The level of satisfaction by the Speaker and his chief of staff with the overall quality of non-chamber support services provided—including accommodation, office support, transport coordination, salary processing and other members’ support services—met the target of ‘very satisfied’.

Activity 6: Schools hospitality

Performance criterion

Target 2017–18

Percentage of visiting school groups provided hospitality in accordance with booking

100 per cent

Criterion source

2017–18 corporate plan, page 19; 2017–18 portfolio budget statements, page 18

Result against performance criterion

Target not met.

The data source is exception reporting from DPS and school groups. A total of 119,088 students toured Parliament House during the reporting period. Of those students, 89,259 participated in a Parliamentary Education Office program and 96,979 requested and received hospitality. In 2017–18, there was one report of where hospitality was not provided to a school group that had requested it.

Activity measures (no targets set)

Source

2017–18 corporate plan, page 19

2014–15

2015–16

2016–17a

2017–18

Number of visiting school students booked

120,216

115,774

117,654

119,088

a. Election year.

Analysis: Schools hospitality

The delivery of hospitality to schools at their request is a combined effort between the parliamentary departments. The department provides a booking service for school groups, and liaises with the Department of the Senate (which hosts the Parliamentary Education Office) and with DPS (which provides a guide service and hospitality for students in school groups where hospitality has been requested). Data about hospitality provision relies on exception reporting from DPS or school groups. There was a single instance of exception reporting during the reporting period where a school contacted the department to indicate that it did not receive hospitality as requested. The department has liaised with DPS in relation to this incident.

Summary

The department is committed to the delivery of high standards of service to the House of Representatives, parliamentary committees and members; to the wider parliament; and to the public. This includes working closely with other agencies that provide services to members to ensure that the services are provided as seamlessly as possible.

Overwhelmingly the department has met the targets outlined in its corporate plan. There are two targets that the department did not assess itself as meeting. The department has reported that the wording of a question in the staff survey makes it difficult to confirm a 90 per cent satisfaction rating, and is undertaking a review of the style of questioning with a view to removing the current uncertainty. The department did not meet its 100 per cent target in relation to catering to school children, and will continue to work with DPS to ensure that all requests for catering to schools are met. However, the department is pleased that these two items are the exception and considers the investment it has made in people and processes is reflected in the results outlined in this annual performance statement.
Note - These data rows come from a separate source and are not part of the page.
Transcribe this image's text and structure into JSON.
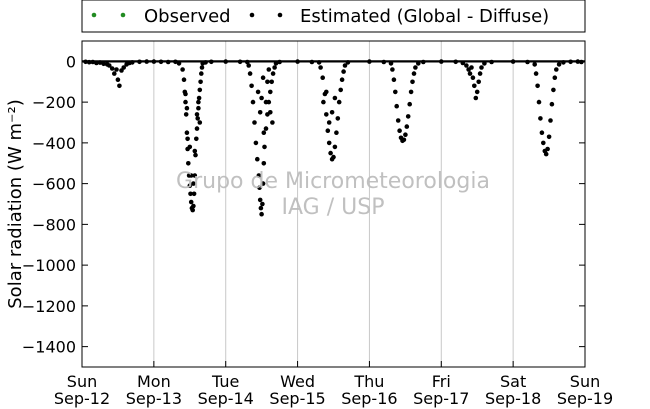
{
  "chart_data": {
    "type": "scatter",
    "title": "",
    "xlabel": "",
    "ylabel": "Solar radiation (W m⁻²)",
    "ylim": [
      -1500,
      100
    ],
    "xlim": [
      0,
      7
    ],
    "yticks": [
      0,
      -200,
      -400,
      -600,
      -800,
      -1000,
      -1200,
      -1400
    ],
    "xticks": [
      {
        "x": 0,
        "line1": "Sun",
        "line2": "Sep-12"
      },
      {
        "x": 1,
        "line1": "Mon",
        "line2": "Sep-13"
      },
      {
        "x": 2,
        "line1": "Tue",
        "line2": "Sep-14"
      },
      {
        "x": 3,
        "line1": "Wed",
        "line2": "Sep-15"
      },
      {
        "x": 4,
        "line1": "Thu",
        "line2": "Sep-16"
      },
      {
        "x": 5,
        "line1": "Fri",
        "line2": "Sep-17"
      },
      {
        "x": 6,
        "line1": "Sat",
        "line2": "Sep-18"
      },
      {
        "x": 7,
        "line1": "Sun",
        "line2": "Sep-19"
      }
    ],
    "grid": "vertical",
    "legend_position": "top",
    "legend": [
      {
        "label": "Observed",
        "color": "#228b22"
      },
      {
        "label": "Estimated (Global - Diffuse)",
        "color": "#000000"
      }
    ],
    "watermark": [
      "Grupo de Micrometeorologia",
      "IAG / USP"
    ],
    "series": [
      {
        "name": "Estimated (Global - Diffuse)",
        "color": "#000000",
        "points": [
          [
            0.05,
            -2
          ],
          [
            0.1,
            -4
          ],
          [
            0.15,
            -3
          ],
          [
            0.2,
            -8
          ],
          [
            0.25,
            -6
          ],
          [
            0.3,
            -12
          ],
          [
            0.35,
            -15
          ],
          [
            0.38,
            -20
          ],
          [
            0.42,
            -35
          ],
          [
            0.45,
            -60
          ],
          [
            0.48,
            -40
          ],
          [
            0.5,
            -90
          ],
          [
            0.52,
            -120
          ],
          [
            0.55,
            -45
          ],
          [
            0.58,
            -30
          ],
          [
            0.62,
            -15
          ],
          [
            0.66,
            -8
          ],
          [
            0.7,
            -5
          ],
          [
            0.8,
            -2
          ],
          [
            0.9,
            -1
          ],
          [
            1.0,
            -1
          ],
          [
            1.1,
            -2
          ],
          [
            1.2,
            -3
          ],
          [
            1.3,
            -2
          ],
          [
            1.35,
            -10
          ],
          [
            1.4,
            -40
          ],
          [
            1.42,
            -90
          ],
          [
            1.43,
            -150
          ],
          [
            1.44,
            -200
          ],
          [
            1.45,
            -260
          ],
          [
            1.46,
            -350
          ],
          [
            1.47,
            -430
          ],
          [
            1.48,
            -500
          ],
          [
            1.49,
            -560
          ],
          [
            1.5,
            -610
          ],
          [
            1.51,
            -650
          ],
          [
            1.52,
            -690
          ],
          [
            1.53,
            -720
          ],
          [
            1.54,
            -730
          ],
          [
            1.55,
            -710
          ],
          [
            1.56,
            -650
          ],
          [
            1.57,
            -560
          ],
          [
            1.58,
            -460
          ],
          [
            1.59,
            -380
          ],
          [
            1.6,
            -330
          ],
          [
            1.61,
            -280
          ],
          [
            1.62,
            -230
          ],
          [
            1.63,
            -180
          ],
          [
            1.64,
            -140
          ],
          [
            1.65,
            -100
          ],
          [
            1.66,
            -60
          ],
          [
            1.67,
            -30
          ],
          [
            1.68,
            -10
          ],
          [
            1.72,
            -5
          ],
          [
            1.8,
            -2
          ],
          [
            1.47,
            -380
          ],
          [
            1.5,
            -420
          ],
          [
            1.52,
            -560
          ],
          [
            1.55,
            -600
          ],
          [
            1.57,
            -440
          ],
          [
            1.6,
            -260
          ],
          [
            1.62,
            -200
          ],
          [
            1.64,
            -300
          ],
          [
            1.44,
            -160
          ],
          [
            1.46,
            -230
          ],
          [
            2.0,
            -1
          ],
          [
            2.2,
            -2
          ],
          [
            2.3,
            -3
          ],
          [
            2.32,
            -20
          ],
          [
            2.34,
            -60
          ],
          [
            2.36,
            -120
          ],
          [
            2.38,
            -200
          ],
          [
            2.4,
            -300
          ],
          [
            2.42,
            -400
          ],
          [
            2.44,
            -480
          ],
          [
            2.46,
            -560
          ],
          [
            2.47,
            -620
          ],
          [
            2.48,
            -680
          ],
          [
            2.49,
            -720
          ],
          [
            2.5,
            -750
          ],
          [
            2.51,
            -700
          ],
          [
            2.52,
            -600
          ],
          [
            2.53,
            -500
          ],
          [
            2.54,
            -420
          ],
          [
            2.56,
            -330
          ],
          [
            2.58,
            -260
          ],
          [
            2.6,
            -200
          ],
          [
            2.62,
            -150
          ],
          [
            2.64,
            -100
          ],
          [
            2.66,
            -60
          ],
          [
            2.68,
            -30
          ],
          [
            2.7,
            -10
          ],
          [
            2.75,
            -3
          ],
          [
            2.45,
            -150
          ],
          [
            2.48,
            -250
          ],
          [
            2.5,
            -180
          ],
          [
            2.53,
            -350
          ],
          [
            2.56,
            -200
          ],
          [
            2.58,
            -100
          ],
          [
            2.6,
            -40
          ],
          [
            2.62,
            -250
          ],
          [
            2.65,
            -300
          ],
          [
            2.52,
            -80
          ],
          [
            3.0,
            -1
          ],
          [
            3.2,
            -3
          ],
          [
            3.3,
            -5
          ],
          [
            3.32,
            -30
          ],
          [
            3.35,
            -80
          ],
          [
            3.38,
            -160
          ],
          [
            3.4,
            -260
          ],
          [
            3.42,
            -340
          ],
          [
            3.44,
            -400
          ],
          [
            3.46,
            -450
          ],
          [
            3.48,
            -480
          ],
          [
            3.5,
            -470
          ],
          [
            3.52,
            -420
          ],
          [
            3.54,
            -350
          ],
          [
            3.56,
            -280
          ],
          [
            3.58,
            -200
          ],
          [
            3.6,
            -140
          ],
          [
            3.62,
            -90
          ],
          [
            3.64,
            -50
          ],
          [
            3.66,
            -20
          ],
          [
            3.7,
            -5
          ],
          [
            3.36,
            -200
          ],
          [
            3.4,
            -150
          ],
          [
            3.44,
            -300
          ],
          [
            3.48,
            -250
          ],
          [
            3.52,
            -180
          ],
          [
            4.0,
            -1
          ],
          [
            4.2,
            -3
          ],
          [
            4.3,
            -10
          ],
          [
            4.32,
            -40
          ],
          [
            4.34,
            -90
          ],
          [
            4.36,
            -150
          ],
          [
            4.38,
            -220
          ],
          [
            4.4,
            -290
          ],
          [
            4.42,
            -340
          ],
          [
            4.44,
            -375
          ],
          [
            4.46,
            -390
          ],
          [
            4.48,
            -385
          ],
          [
            4.5,
            -360
          ],
          [
            4.52,
            -320
          ],
          [
            4.54,
            -270
          ],
          [
            4.56,
            -210
          ],
          [
            4.58,
            -150
          ],
          [
            4.6,
            -100
          ],
          [
            4.62,
            -60
          ],
          [
            4.64,
            -30
          ],
          [
            4.68,
            -10
          ],
          [
            4.75,
            -3
          ],
          [
            5.0,
            -1
          ],
          [
            5.2,
            -2
          ],
          [
            5.3,
            -8
          ],
          [
            5.35,
            -20
          ],
          [
            5.38,
            -40
          ],
          [
            5.4,
            -60
          ],
          [
            5.42,
            -30
          ],
          [
            5.44,
            -80
          ],
          [
            5.46,
            -120
          ],
          [
            5.48,
            -180
          ],
          [
            5.5,
            -150
          ],
          [
            5.52,
            -100
          ],
          [
            5.54,
            -60
          ],
          [
            5.56,
            -30
          ],
          [
            5.6,
            -10
          ],
          [
            5.7,
            -3
          ],
          [
            6.0,
            -1
          ],
          [
            6.2,
            -3
          ],
          [
            6.3,
            -15
          ],
          [
            6.32,
            -60
          ],
          [
            6.34,
            -120
          ],
          [
            6.36,
            -200
          ],
          [
            6.38,
            -280
          ],
          [
            6.4,
            -350
          ],
          [
            6.42,
            -400
          ],
          [
            6.44,
            -440
          ],
          [
            6.46,
            -455
          ],
          [
            6.48,
            -430
          ],
          [
            6.5,
            -370
          ],
          [
            6.52,
            -290
          ],
          [
            6.54,
            -210
          ],
          [
            6.56,
            -140
          ],
          [
            6.58,
            -80
          ],
          [
            6.6,
            -40
          ],
          [
            6.64,
            -15
          ],
          [
            6.7,
            -5
          ],
          [
            6.8,
            -2
          ],
          [
            6.9,
            -1
          ],
          [
            6.95,
            -3
          ]
        ]
      }
    ]
  }
}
Particular strategic priorities for the department include developing and maintaining a capable and experienced workforce to ensure the department has sufficient and sustainable capability and capacity to undertake the range of activities required to achieve its purpose. An additional priority involves identifying ways to improve information management and processes, using a risk-based approach to identify and prioritise information management projects and initiatives.
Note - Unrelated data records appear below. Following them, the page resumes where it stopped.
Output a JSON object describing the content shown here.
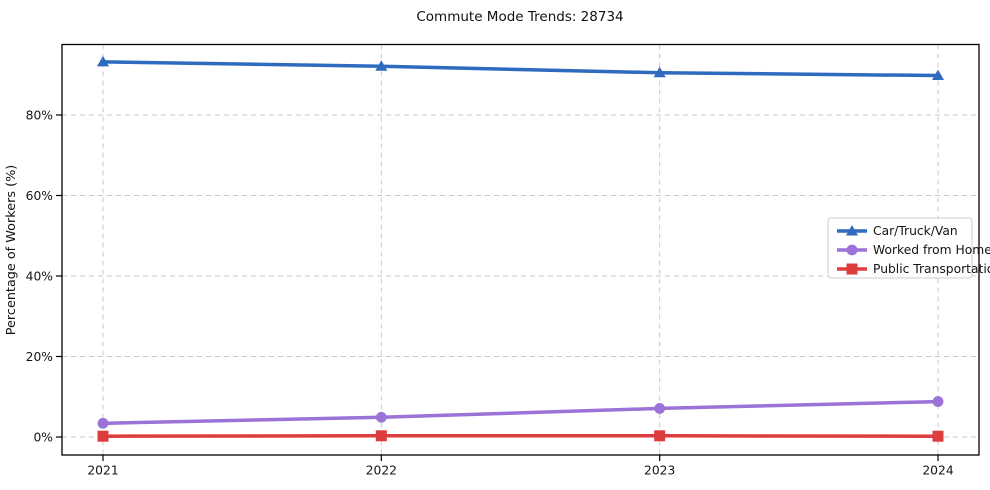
{
  "figure": {
    "title": "Commute Mode Trends: 28734"
  },
  "chart_data": {
    "type": "line",
    "title": "Commute Mode Trends: 28734",
    "xlabel": "",
    "ylabel": "Percentage of Workers (%)",
    "x": [
      "2021",
      "2022",
      "2023",
      "2024"
    ],
    "series": [
      {
        "name": "Car/Truck/Van",
        "marker": "triangle",
        "color": "#2e6abd",
        "values": [
          93.2,
          92.1,
          90.5,
          89.8
        ]
      },
      {
        "name": "Worked from Home",
        "marker": "circle",
        "color": "#9b72d6",
        "values": [
          3.4,
          4.9,
          7.1,
          8.8
        ]
      },
      {
        "name": "Public Transportation",
        "marker": "square",
        "color": "#de3d3d",
        "values": [
          0.2,
          0.3,
          0.3,
          0.2
        ]
      }
    ],
    "yticks": [
      0,
      20,
      40,
      60,
      80
    ],
    "ytick_labels": [
      "0%",
      "20%",
      "40%",
      "60%",
      "80%"
    ],
    "ylim": [
      -4.5,
      97.6
    ],
    "grid": true,
    "grid_style": "dashed",
    "legend_position": "center-right",
    "background": "#ffffff"
  }
}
The department acknowledges that a 14 per cent participation rate in the members’ survey limits the quantitative basis on which to measure some aspects of the department’s performance. In order to take steps to mitigate this shortfall in quantitative analysis, the department supplements the survey with members’ interviews to ensure a greater depth of assessment of performance is gathered. The department will continue to consider other methods that may be utilised when assessing performance, with a particular focus on ensuring its performance measures are specific, measurable, attainable, relevant and time-bound.